County staff says state law allows a County Commission to achieve such initiative through adoption of formal resolution
The Sarasota County commissioners this week took their initial, formal step to expand the boundaries of the County Seat to include the Fruitville Road property where the new North County Administration Center will be constructed.
On May 10, they held the first of two public hearings on a resolution that details the process. The second hearing has been scheduled for May 24.
The item was listed on the May 10 agenda as Presentation Upon Request, but no commissioner asked for a presentation.
When Chair Alan Maio asked Chief Deputy County Attorney Karl Senkow whether a vote was even needed that day, Senkow replied that it was. Therefore, Commissioner Nancy Detert made a motion, authorizing the second public hearing for May 24, and Commissioner Christian Ziegler seconded it. The motion passed unanimously.
A staff memo in the May 10 agenda packet pointed out that, on April 26, the board members approved a formal resolution explaining the transfer of a portion of county property at Nathan Benderson Park (located at 5851 Nathan Benderson Circle) to an affiliate of Benderson Development Co. in exchange for land the company owned at 6700 Fruitville Road.
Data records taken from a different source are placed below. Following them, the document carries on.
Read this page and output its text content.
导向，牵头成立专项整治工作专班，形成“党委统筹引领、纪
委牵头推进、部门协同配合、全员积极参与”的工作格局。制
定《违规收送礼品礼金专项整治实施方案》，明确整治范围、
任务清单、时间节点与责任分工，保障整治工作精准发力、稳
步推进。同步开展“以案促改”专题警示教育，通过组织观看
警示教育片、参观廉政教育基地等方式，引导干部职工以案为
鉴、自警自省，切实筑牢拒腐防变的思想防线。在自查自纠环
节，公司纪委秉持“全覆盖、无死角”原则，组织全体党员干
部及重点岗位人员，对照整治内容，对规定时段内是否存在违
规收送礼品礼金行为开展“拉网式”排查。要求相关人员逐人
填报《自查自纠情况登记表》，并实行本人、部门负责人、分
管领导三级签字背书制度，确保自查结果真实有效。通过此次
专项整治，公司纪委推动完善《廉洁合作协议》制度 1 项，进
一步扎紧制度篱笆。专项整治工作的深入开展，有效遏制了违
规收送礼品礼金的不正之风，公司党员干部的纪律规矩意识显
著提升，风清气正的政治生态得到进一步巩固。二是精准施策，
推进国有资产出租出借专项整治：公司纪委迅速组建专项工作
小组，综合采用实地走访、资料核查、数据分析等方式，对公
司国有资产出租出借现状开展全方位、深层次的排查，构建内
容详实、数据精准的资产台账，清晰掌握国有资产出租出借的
The memo pointed out that Section 138.12 of the Florida Statutes gives a county commission the authority to “expand the geographical area of the county seat of its county beyond the corporate limits of the municipality [named] as the county seat by adopting a resolution” after the board has held no fewer than two public hearings “at intervals not less than 10 or more than 20 days after notice has been published in a newspaper of general circulation in the county.”
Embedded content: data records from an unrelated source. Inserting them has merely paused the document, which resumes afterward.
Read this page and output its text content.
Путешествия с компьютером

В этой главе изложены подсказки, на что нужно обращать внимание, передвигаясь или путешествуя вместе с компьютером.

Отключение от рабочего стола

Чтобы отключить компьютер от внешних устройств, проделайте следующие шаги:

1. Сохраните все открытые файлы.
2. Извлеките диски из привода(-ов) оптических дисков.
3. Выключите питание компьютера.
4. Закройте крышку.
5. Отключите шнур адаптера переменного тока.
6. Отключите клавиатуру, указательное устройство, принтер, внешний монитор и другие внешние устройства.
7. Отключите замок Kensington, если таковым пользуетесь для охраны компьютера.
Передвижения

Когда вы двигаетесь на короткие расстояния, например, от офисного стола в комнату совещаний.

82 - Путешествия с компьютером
The May 10 hearing was advertised in the Sarasota Herald-Tribune on April 28, the memo noted.
Further, the resolution that the board members are scheduled to approve on May 24 says the commission has determined, “pursuant to Section 270.11(3) [of the Florida Statutes],” that it will waive its right “to reserve an interest in and title to an undivided three-fourths interest in all phosphate, minerals, and metals and an undivided one-half interest in all petroleum that are or may be in, on, or under [the Benderson Park property].”
The resolution adds that reserving those rights “would create a title exception and would restrict the ability of the buyer” to develop the property.
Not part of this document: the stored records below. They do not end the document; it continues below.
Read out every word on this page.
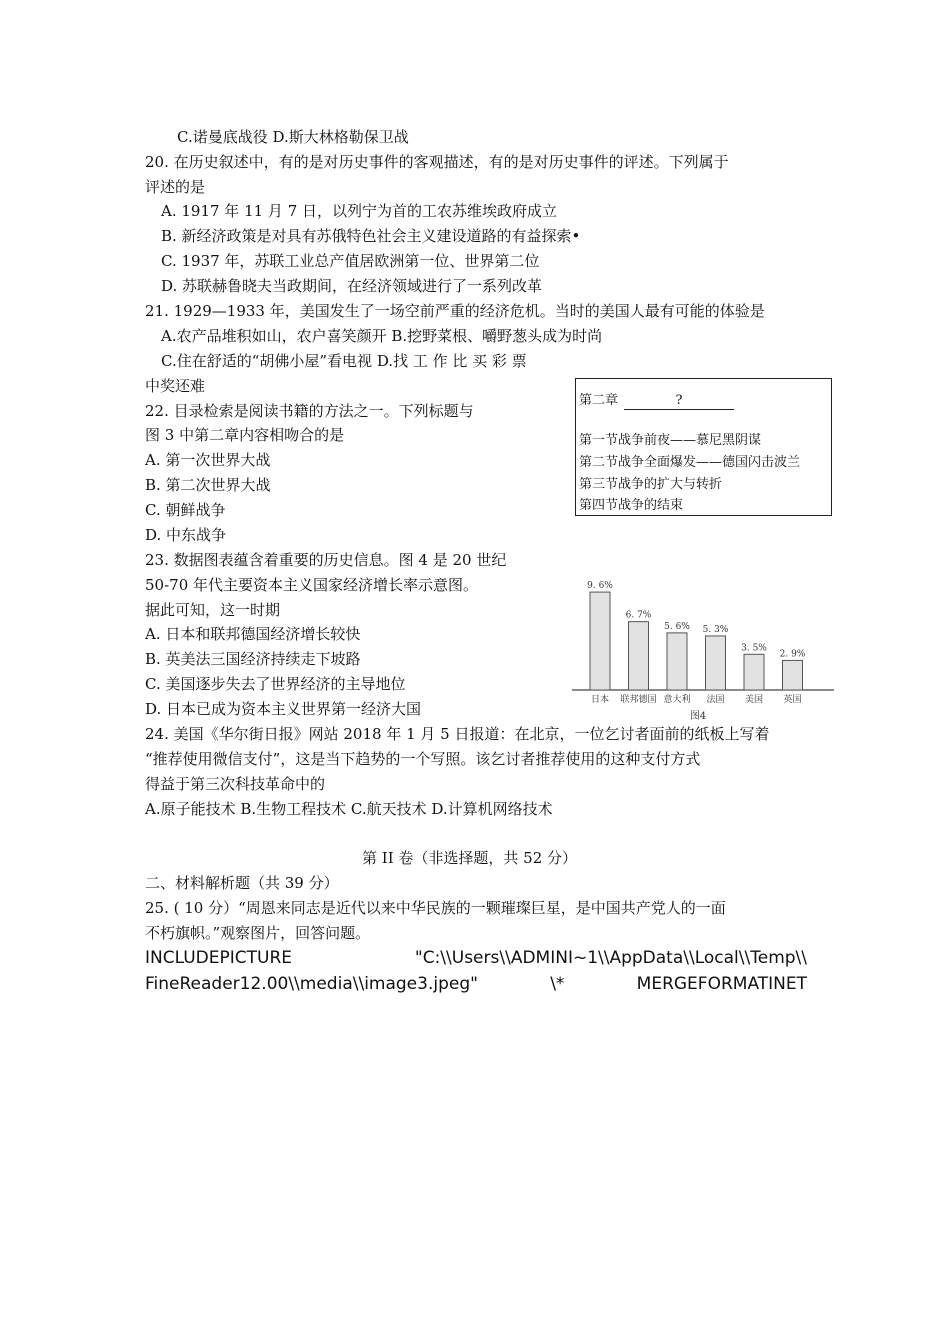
C.诺曼底战役 D.斯大林格勒保卫战
20. 在历史叙述中，有的是对历史事件的客观描述，有的是对历史事件的评述。下列属于
评述的是
A. 1917 年 11 月 7 日，以列宁为首的工农苏维埃政府成立
B. 新经济政策是对具有苏俄特色社会主义建设道路的有益探索•
C. 1937 年，苏联工业总产值居欧洲第一位、世界第二位
D. 苏联赫鲁晓夫当政期间，在经济领域进行了一系列改革
21. 1929—1933 年，美国发生了一场空前严重的经济危机。当时的美国人最有可能的体验是
A.农产品堆积如山，农户喜笑颜开 B.挖野菜根、嚼野葱头成为时尚
C.住在舒适的“胡佛小屋”看电视 D.找 工 作 比 买 彩 票
中奖还难
22. 目录检索是阅读书籍的方法之一。下列标题与
图 3 中第二章内容相吻合的是
A. 第一次世界大战
B. 第二次世界大战
C. 朝鲜战争
D. 中东战争
23. 数据图表蕴含着重要的历史信息。图 4 是 20 世纪
50-70 年代主要资本主义国家经济增长率示意图。
据此可知，这一时期
A. 日本和联邦德国经济增长较快
B. 英美法三国经济持续走下坡路
C. 美国逐步失去了世界经济的主导地位
D. 日本已成为资本主义世界第一经济大国
24. 美国《华尔街日报》网站 2018 年 1 月 5 日报道：在北京，一位乞讨者面前的纸板上写着
“推荐使用微信支付”，这是当下趋势的一个写照。该乞讨者推荐使用的这种支付方式
得益于第三次科技革命中的
A.原子能技术 B.生物工程技术 C.航天技术 D.计算机网络技术
第 II 卷（非选择题，共 52 分）
二、材料解析题（共 39 分）
25. ( 10 分）“周恩来同志是近代以来中华民族的一颗璀璨巨星，是中国共产党人的一面
不朽旗帜。”观察图片，回答问题。
第二章	?
第一节战争前夜——慕尼黑阴谋
第二节战争全面爆发——德国闪击波兰
第三节战争的扩大与转折
第四节战争的结束
9. 6%
日本
6. 7%
联邦德国
5. 6%
意大利
5. 3%
法国
3. 5%
美国
2. 9%
英国
图4
INCLUDEPICTURE "C:\\Users\\ADMINI~1\\AppData\\Local\\Temp\\
FineReader12.00\\media\\image3.jpeg" \* MERGEFORMATINET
On Feb. 23, the County Commission voted unanimously to approve the land swap with Benderson Development affiliate Coburn Road LLC. Staff called the site at Benderson Park the “half-moon parcel”; which comprises 6.8 acres. The Coburn Road property encompasses slightly more than 9 acres, near the Fruitville Public Library.
The Fruitville Road site is about 1.7 miles from the 1301 Cattlemen Road location where the new County Administration Center had been planned as of last spring, Deputy County Administrator Steve Botelho noted during that February discussion.
The Cattlemen Road site is close to the county’s Emergency Operations Center.
No financial considerations would be part of the Benderson deal, Botelho pointed out.
In November 2021, the commissioners also approved selling to Benderson Development the Ringling Boulevard and Morrill Street parcels that comprise the Administration Center complex and parking lots in downtown Sarasota. Benderson agreed to pay $25 million for all of the property and allow the county to continue using the site for $1 million per year in rent, while the new facility was constructed on Cattlemen Road.
A staff memo in the board’s April 26 meeting packet said that the Fruitville Road site “is a viable location to accommodate the construction of a new County Administration Center.” Staff of the Public Utilities; Planning and Development Services; Parks, Recreation and Natural Resources; and Public Works departments had reviewed the plans and had no objections, the memo added.
The April 26 staff memo further noted that Coburn Road LLC “will pay for all applicable local, state, and federal stormwater permitting, including associated engineering services, during the development [of the 6700 Fruitville Road site].”
Additionally, the memo said, Coburn Road “will design and construct a portion of Apex Road and certain dividing road segments … within the interconnectivity plan as required by the Fruitville Initiative …”
The roads required by the land swap agreement “are to be built by January 1, 2024,” the memo noted.
The Fruitville Road parcel is located within the Fruitville Initiative Special Planning Area. As a 2012 county document explained, the Fruitville Initiative was designed to encompass land designated for major employment centers and moderate-density residential development east of Interstate 75 on the north and south sides of Fruitville Road. “The site is intended to be an employment-anchored, mixed-use place to serve as a bridge between urban and rural portions of the eastern Fruitville/I-75 interchange area,” the document added.
The focus would be on “interconnectivity, walkability, mixed-use development and environmental protection,” the document pointed out.